“Happiness is our natural state. Happiness is the natural state of little children, to whom the kingdom belongs until they have been polluted and contaminated by the stupidity of society and culture. To acquire happiness you don’t have to do anything, because happiness cannot be acquired. Does anybody know why? Because we have it already. How can you acquire what you already have? Then why don’t you experience it? Because you’ve got to drop something. You’ve got to drop illusions. You don’t have to add anything in order to be happy; you’ve got to drop something. Life is easy, life is delightful. It’s only hard on your illusions, your ambitions, your greed, your cravings. Do you know where these things come from? From having identified with all kinds of labels!” ― Anthony de Mello, Awareness
Life…as you know it.
But I’m getting ahead of myself (as always).
If you’d asked me 30 years ago what personal transformation was apt to describe, I’d have expressed it in terms of changing my then circumstances to something far better. It wasn’t always enshrined in material wealth, but there was heavy leaning in that direction. (There’s a reason so many people covet, as I did, the Rolex watch, the Mont Blanc pen and Porsche: if nothing else, it gives meaning to their effort and oddly faux life.) And I’m quite sure, if I hadn’t experienced a sudden shock, followed by a profound insight (see The Heart Sutra), I’d still be on the hamster wheel now chasing down the very next fix; and that might include the fix of getting off the hamster wheel and enjoying a life of leisure — I wish.

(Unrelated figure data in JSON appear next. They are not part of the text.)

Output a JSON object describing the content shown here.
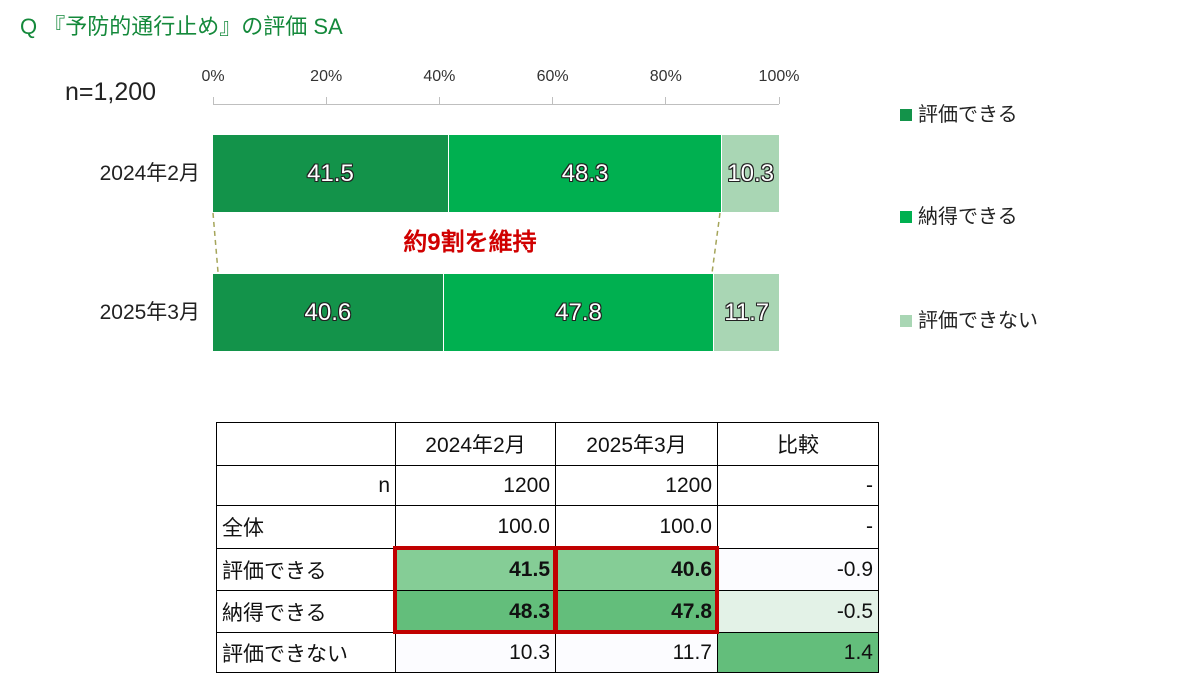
{
  "question_title": "Q 『予防的通行止め』の評価 SA",
  "n_label": "n=1,200",
  "chart_data": {
    "type": "bar",
    "orientation": "horizontal",
    "stacked": true,
    "categories": [
      "2024年2月",
      "2025年3月"
    ],
    "series": [
      {
        "name": "評価できる",
        "values": [
          41.5,
          40.6
        ],
        "color": "#13934a"
      },
      {
        "name": "納得できる",
        "values": [
          48.3,
          47.8
        ],
        "color": "#00b050"
      },
      {
        "name": "評価できない",
        "values": [
          10.3,
          11.7
        ],
        "color": "#a9d6b4"
      }
    ],
    "xlim": [
      0,
      100
    ],
    "x_ticks": [
      0,
      20,
      40,
      60,
      80,
      100
    ],
    "x_tick_labels": [
      "0%",
      "20%",
      "40%",
      "60%",
      "80%",
      "100%"
    ],
    "legend_position": "right",
    "grid": false,
    "annotation": "約9割を維持"
  },
  "table": {
    "headers": [
      "2024年2月",
      "2025年3月",
      "比較"
    ],
    "rows": [
      {
        "label": "n",
        "values": [
          "1200",
          "1200",
          "-"
        ]
      },
      {
        "label": "全体",
        "values": [
          "100.0",
          "100.0",
          "-"
        ]
      },
      {
        "label": "評価できる",
        "values": [
          "41.5",
          "40.6",
          "-0.9"
        ]
      },
      {
        "label": "納得できる",
        "values": [
          "48.3",
          "47.8",
          "-0.5"
        ]
      },
      {
        "label": "評価できない",
        "values": [
          "10.3",
          "11.7",
          "1.4"
        ]
      }
    ]
  }
}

However, for many people, they neither experience anything remotely transformational nor do they see that 100% of their emotions, felt perceptions and experience come from their out-of-whack thinking, for, if they did, we’d see a revolution of love and appreciation, not one replete with greed, lust and hatred.
I know that I may well be overstating my case, but, fundamentally, the moment we come alive to true self — see New Seeds of Contemplation by the late Thomas Merton — we understand that freedom does not arise from chasing down a series of incremental goals but getting in touch with the ‘I’ in ‘I Am this or that’.
Of course, you may not care a jot about transformation and even less so about the world at large, but sooner or later all of us come to a point where the questioning goes beyond a better life built around stuff, to a life of freedom from our mind, which drives us crazy by dint of never allowing us to fully enjoy anything for any length of time.
Just to be clear, if you’re seeking happiness, it won’t come from changing your outer world to fit your thinking. Instead, you need to relax completely into the moment and observe your thinking for long enough to know, hopefully by insight and not because I say so, that you’re not your thoughts. If you need to test the hypothesis, see if you can stop your thinking or deliberately modify your thinking. You can’t. On the other hand, the moment you disassociate yourself from your thinking, you’ll begin the slow transformation towards freedom.
“When you listen to that [inner] voice, listen to it impartially. That is to say, do not judge. Do not judge or condemn what you hear, for doing so would mean that the same voice has come in again through the back door. You’ll soon realize: there is the voice, and here I am listening to it, watching it. This I am realisation, this sense of your own presence, is not a thought. It arises from beyond the mind.”
So, waking up.
Is it choice?
Of course it is: either you want to be separated from the stress of constantly chasing your tail or you don’t. And even if you’re sceptical about this whole ‘no mind’ thing, I’d wager it’s still way more helpful to investigate your thinking self than it is to operate on auto pilot where the non-conscious thoughts and actions are as predictable as the self-deluded outcomes.